Petitioners further argue that when the order of the commission making the award became final because not appealed from, the commission was without power to make any change therein except upon application on the ground of change of condition.

However, in McQuiston v. Tyler, 186 Okla. 315, 97 P.2d 552, we held that the State Industrial Commission, in furtherance of justice and for the purpose of making its records speak the truth, might proceed to correct the *300 record upon any evidence satisfactory to itself, either oral or documentary. While in that case the record corrected failed to show that an order made by the commission vacating a former order had been entered of record, we see no reason why the same power should not exist where the record itself reflects that by error or inadvertence it fails to show the true amount of compensation due the claimant for the percentage of injury he was found to have received. It is clear that in that case we applied the general rule governing the power of courts to correct their records nunc pro tunc, since we cited and quoted from various cases holding that the power existed for the purpose of making the record speak the truth.

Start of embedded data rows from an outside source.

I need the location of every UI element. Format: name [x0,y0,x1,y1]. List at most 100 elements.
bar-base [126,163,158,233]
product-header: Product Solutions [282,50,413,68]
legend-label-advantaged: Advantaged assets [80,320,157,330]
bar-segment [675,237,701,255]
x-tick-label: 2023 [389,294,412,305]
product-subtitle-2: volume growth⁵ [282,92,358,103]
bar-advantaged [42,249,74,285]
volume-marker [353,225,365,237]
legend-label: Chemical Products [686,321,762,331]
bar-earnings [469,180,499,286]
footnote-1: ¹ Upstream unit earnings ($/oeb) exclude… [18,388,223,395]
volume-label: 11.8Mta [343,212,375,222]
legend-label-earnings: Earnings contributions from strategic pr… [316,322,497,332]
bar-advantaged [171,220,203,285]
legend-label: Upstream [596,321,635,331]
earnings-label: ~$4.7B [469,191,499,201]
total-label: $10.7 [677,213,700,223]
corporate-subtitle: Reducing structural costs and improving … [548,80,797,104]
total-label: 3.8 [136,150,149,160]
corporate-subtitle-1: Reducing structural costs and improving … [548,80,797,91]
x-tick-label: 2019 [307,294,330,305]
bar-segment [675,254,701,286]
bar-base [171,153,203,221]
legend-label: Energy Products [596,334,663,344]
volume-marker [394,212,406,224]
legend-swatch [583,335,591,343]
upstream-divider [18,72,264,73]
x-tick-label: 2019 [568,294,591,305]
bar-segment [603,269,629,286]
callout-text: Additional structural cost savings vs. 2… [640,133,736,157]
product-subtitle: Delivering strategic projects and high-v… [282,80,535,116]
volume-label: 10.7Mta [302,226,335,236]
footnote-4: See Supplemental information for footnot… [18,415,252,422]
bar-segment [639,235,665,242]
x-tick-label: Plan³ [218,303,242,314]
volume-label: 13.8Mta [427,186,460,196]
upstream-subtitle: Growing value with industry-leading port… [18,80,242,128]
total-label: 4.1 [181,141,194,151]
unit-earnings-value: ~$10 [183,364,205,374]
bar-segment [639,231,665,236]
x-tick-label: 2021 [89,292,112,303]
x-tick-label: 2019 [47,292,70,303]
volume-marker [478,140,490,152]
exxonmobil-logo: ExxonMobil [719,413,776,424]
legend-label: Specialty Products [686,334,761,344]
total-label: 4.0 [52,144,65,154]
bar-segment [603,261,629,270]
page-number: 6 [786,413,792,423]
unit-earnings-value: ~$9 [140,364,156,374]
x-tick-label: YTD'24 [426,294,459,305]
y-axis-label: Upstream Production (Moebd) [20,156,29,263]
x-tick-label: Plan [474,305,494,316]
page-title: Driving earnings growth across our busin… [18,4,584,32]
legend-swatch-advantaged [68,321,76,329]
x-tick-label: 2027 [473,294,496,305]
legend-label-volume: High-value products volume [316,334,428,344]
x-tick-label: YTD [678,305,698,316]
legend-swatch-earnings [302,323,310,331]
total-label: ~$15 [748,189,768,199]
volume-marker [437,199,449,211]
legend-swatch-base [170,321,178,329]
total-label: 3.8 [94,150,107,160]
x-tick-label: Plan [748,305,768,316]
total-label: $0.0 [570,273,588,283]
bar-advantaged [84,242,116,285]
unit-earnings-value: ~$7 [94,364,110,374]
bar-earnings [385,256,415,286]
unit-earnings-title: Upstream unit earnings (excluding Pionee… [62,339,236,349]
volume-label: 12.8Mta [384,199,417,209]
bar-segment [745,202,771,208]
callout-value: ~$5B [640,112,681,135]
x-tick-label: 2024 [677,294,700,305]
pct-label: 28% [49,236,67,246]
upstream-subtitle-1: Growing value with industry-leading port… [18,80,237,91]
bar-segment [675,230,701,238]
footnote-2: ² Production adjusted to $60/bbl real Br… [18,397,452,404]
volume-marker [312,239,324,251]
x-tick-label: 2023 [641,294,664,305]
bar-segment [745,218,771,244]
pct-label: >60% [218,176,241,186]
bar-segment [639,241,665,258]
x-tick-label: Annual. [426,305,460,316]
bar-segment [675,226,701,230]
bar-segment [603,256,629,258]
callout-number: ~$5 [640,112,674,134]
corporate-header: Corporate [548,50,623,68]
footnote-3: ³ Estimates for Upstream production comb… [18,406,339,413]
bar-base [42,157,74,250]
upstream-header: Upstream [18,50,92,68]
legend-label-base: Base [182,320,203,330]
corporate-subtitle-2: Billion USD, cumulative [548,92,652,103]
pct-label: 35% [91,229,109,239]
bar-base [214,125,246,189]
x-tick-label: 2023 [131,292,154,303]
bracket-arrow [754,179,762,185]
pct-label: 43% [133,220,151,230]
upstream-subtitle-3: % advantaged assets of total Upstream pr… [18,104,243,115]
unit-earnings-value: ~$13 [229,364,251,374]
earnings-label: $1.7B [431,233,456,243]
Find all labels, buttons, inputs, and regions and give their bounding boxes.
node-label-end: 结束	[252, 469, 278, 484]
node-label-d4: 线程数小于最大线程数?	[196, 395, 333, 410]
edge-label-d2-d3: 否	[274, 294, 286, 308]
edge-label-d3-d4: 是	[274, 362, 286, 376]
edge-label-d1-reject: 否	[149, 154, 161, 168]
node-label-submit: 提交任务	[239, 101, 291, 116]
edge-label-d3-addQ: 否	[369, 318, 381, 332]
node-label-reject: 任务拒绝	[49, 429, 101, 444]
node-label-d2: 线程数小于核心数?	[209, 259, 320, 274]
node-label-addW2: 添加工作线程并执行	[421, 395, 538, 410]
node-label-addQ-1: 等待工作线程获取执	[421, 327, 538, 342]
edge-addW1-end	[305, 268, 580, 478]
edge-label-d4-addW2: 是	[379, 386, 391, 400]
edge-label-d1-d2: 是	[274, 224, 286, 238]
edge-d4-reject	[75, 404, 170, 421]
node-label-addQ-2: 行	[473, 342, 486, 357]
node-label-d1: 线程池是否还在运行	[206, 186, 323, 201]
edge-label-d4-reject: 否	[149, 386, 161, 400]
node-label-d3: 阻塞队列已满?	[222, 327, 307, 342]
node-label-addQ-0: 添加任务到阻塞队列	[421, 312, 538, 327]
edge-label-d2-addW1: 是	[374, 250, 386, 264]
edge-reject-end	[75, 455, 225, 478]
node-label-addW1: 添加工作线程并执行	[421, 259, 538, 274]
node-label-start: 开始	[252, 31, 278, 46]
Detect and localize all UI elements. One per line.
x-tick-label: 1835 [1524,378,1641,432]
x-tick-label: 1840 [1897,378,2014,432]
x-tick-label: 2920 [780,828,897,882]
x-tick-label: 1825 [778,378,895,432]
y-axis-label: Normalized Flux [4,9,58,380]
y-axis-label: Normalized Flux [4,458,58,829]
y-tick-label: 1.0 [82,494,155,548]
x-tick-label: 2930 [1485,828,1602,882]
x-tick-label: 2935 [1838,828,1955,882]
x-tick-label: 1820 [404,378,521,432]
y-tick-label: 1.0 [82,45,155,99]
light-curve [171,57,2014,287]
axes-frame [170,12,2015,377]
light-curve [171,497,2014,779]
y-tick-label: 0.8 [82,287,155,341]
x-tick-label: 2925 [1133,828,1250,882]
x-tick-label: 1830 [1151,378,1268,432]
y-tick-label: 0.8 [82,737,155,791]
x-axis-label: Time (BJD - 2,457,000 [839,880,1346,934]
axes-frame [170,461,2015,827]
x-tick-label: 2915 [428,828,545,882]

In Schichtel v. Turinsky, 144 Okla. 240, 291 P. 84, we held that a justice of the peace court, which is not a court of record, had the power to correct its judgments by order nunc pro tunc. In that case we quoted from Black on Judgments (2d Ed.) vol. 1, p. 236, as follows:

"All courts from the highest to the lowest, whose proceedings are preserved in any species of record or memorial, have the power and authority to make such corrections therein as truth and justice require and the rules of law permit; and this power, being inherent, belongs to a court merely as such, and does not depend upon a statutory grant of jurisdiction."

The cases cited by petitioners in support of its contention that the award may not be changed where it has become final by failure to appeal do not involve the situation presented in this case. And, since the record itself showed that the award did not correctly reflect the amount of compensation to which claimant was entitled under the law, no further evidence was necessary.

Order sustained.

HALLEY, V.C.J., and WELCH, CORN, GIBSON, JOHNSON, and O'NEAL, JJ., concur.